Эта вечеринка окажется роковой для обитателей квартиры на Фонтанке.
Уже через день Борин доносил в Большом доме, резиденции Ленинградского НКВД:
Вслед за Бориным 28 мая потянули на допрос Аникееву. Ей уже ничего не оставалось, как подтвердить донос. Страшные слова Пунина «Убивали и убивать будем» якобы были произнесены в ее присутствии. Она только добавила: «На слова Пунина о необходимости взрыва вождя я попросила его замолчать и ушла домой».
Ленинград жил под знаком убийства Кирова. Выстрел, прогремевший 1 декабря 1934-го в Смольном, стал причиной смерти не только большевистского вожака, любимца партии, но и многих тысяч ни в чем не повинных граждан. Сюда сразу же приехал сам Сталин, не любивший этот город, прихватив с собой новое, секретное оружие — только что подписанный указ «О порядке ведения дел о подготовке или совершении террористических актов». Предписывалось вести такие дела в ускоренном порядке, не принимать ходатайств о помиловании и приводить приговоры в исполнение немедленно.
Расследование после своего отъезда вождь поручил заместителю наркома НКВД Якову Агранову, автору памятного таганцевского дела, жертвой которого стал отец Льва Гумилева. Лубянский умелец наметанной рукой прокрутил следствие, по испытанному чекистскому рецепту город опутали липкой карательной паутиной, убийство популярного советского лидера (которое, по мнению ряда историков, сам же Сталин и организовал) послужило поводом для массовой зачистки, так называемого «кировского дела». Старожилам города декабрь 34-го напомнил август 18-го, когда убийство студентом Леонидом Каннегисером другого видного большевика — Моисея Урицкого стало сигналом для объявления красного террора.
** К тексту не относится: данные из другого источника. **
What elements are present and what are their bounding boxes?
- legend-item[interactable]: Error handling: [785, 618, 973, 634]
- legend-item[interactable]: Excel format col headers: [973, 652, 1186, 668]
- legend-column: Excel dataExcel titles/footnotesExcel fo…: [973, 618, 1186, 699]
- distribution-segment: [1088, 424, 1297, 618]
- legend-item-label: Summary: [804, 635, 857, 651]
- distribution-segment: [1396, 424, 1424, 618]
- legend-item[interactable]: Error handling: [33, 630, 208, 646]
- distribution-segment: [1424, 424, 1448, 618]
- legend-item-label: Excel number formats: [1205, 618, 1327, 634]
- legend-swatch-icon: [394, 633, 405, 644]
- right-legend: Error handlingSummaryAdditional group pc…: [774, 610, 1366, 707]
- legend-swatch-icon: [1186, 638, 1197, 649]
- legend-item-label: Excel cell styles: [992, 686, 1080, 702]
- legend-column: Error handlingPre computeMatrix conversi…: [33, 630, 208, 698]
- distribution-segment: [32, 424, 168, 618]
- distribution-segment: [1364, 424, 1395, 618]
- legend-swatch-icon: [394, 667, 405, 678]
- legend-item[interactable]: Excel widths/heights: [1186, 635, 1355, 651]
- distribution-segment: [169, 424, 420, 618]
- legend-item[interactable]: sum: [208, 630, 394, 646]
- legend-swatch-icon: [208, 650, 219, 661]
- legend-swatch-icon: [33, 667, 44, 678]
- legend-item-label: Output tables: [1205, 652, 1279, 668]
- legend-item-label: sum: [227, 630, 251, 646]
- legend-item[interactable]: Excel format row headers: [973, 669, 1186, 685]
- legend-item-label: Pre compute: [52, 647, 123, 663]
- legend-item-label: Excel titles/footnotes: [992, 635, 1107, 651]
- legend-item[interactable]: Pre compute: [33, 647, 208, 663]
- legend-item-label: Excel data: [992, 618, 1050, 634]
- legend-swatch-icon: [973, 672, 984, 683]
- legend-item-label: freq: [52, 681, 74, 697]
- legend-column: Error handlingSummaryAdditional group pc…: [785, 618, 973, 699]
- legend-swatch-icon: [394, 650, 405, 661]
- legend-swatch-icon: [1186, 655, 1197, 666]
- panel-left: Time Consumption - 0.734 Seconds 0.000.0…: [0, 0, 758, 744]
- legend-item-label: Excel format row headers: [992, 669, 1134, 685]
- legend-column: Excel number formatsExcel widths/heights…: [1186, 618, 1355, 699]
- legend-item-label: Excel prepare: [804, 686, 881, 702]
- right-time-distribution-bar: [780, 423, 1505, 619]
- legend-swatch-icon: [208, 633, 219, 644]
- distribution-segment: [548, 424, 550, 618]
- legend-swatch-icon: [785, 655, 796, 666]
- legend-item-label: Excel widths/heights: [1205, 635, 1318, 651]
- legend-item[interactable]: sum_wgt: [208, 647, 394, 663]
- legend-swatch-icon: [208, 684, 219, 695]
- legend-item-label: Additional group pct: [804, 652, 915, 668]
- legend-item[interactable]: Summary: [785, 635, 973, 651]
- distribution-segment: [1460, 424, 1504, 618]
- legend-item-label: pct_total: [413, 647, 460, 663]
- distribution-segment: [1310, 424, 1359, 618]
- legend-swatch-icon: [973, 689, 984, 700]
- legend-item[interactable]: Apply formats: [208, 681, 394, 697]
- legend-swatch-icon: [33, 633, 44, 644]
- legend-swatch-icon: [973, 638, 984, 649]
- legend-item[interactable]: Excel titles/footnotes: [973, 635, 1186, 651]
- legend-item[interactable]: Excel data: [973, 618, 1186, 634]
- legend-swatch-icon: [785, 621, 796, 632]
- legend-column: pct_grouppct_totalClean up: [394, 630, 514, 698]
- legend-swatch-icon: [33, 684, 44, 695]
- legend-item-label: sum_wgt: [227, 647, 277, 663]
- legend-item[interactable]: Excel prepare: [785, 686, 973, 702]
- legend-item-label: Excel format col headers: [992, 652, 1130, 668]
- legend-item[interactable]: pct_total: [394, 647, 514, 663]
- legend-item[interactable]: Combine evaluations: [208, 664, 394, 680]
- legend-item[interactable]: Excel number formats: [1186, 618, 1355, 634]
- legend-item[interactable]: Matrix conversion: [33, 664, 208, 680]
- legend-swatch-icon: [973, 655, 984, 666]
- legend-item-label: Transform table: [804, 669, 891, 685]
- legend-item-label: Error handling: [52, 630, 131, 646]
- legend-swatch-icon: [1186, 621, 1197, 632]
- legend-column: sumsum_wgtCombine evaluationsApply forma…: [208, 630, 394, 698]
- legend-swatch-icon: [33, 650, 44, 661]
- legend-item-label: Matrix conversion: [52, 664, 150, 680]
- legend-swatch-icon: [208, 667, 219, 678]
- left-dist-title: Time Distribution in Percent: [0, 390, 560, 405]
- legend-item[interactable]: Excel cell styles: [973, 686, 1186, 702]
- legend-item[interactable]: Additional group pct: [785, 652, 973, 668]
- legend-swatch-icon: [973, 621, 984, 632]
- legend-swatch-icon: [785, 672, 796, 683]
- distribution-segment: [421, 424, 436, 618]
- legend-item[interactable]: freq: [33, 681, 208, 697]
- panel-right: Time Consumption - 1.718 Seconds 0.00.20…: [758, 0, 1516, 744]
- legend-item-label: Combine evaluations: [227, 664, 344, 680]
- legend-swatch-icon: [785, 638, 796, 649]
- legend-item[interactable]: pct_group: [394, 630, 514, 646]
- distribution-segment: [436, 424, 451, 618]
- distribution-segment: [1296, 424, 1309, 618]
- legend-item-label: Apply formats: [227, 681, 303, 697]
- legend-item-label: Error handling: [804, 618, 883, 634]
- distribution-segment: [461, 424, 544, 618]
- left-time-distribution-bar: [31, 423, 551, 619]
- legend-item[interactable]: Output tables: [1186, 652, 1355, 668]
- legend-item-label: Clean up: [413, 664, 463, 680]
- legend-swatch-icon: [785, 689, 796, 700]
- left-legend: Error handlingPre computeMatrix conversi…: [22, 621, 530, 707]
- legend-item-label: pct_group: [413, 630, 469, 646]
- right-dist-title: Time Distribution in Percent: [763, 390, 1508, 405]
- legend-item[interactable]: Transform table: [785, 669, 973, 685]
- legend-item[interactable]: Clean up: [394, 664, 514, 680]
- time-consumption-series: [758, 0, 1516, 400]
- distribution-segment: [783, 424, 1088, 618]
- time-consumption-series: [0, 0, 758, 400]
В Питере сменилась и партийная власть — на смену Кирову пришел Жданов, и чекистская — Управление НКВД в новом, огромном здании на Литейном вместо Филиппа Медведя возглавил Леонид Заковский, настоящее имя — Генрих Эрнестович Штубис. Этот прославился лихим афоризмом, который одобрительно повторяли между собой чекисты:
— Попади мне в руки Карл Маркс, он бы тут же сознался, что был агентом Бисмарка.
Вряд ли Заковский-Штубис осилил «Капитал», образование его оборвалось после изгнания из четвертого класса городского училища в захолустном латышском местечке. Он был не читатель, а писатель — проявлял себя по совместительству с главной работой на литературном поприще. Названия его многочисленных статей, которые даже будут рекомендованы для изучения в партоорганизациях, говорят сами за себя: «Физкультуру на службу пятилетки», «Подрывная работа церковников-сектантов» или еще забойнее — «Предателям Родины — троцкистко-бухаринским шпионам нет и не будет пощады», «Выкорчевывать до конца троцкистско-бухаринскую агентуру фашистов», «Шпионов, диверсантов и вредителей уничтожать до конца»… Скорее всего видный чекист был не писателем, а подписателем, подписывателем своих произведений, сочиняли же их какие-нибудь старательные литрабы. Мертворожденные опусы эти сеяли смерть.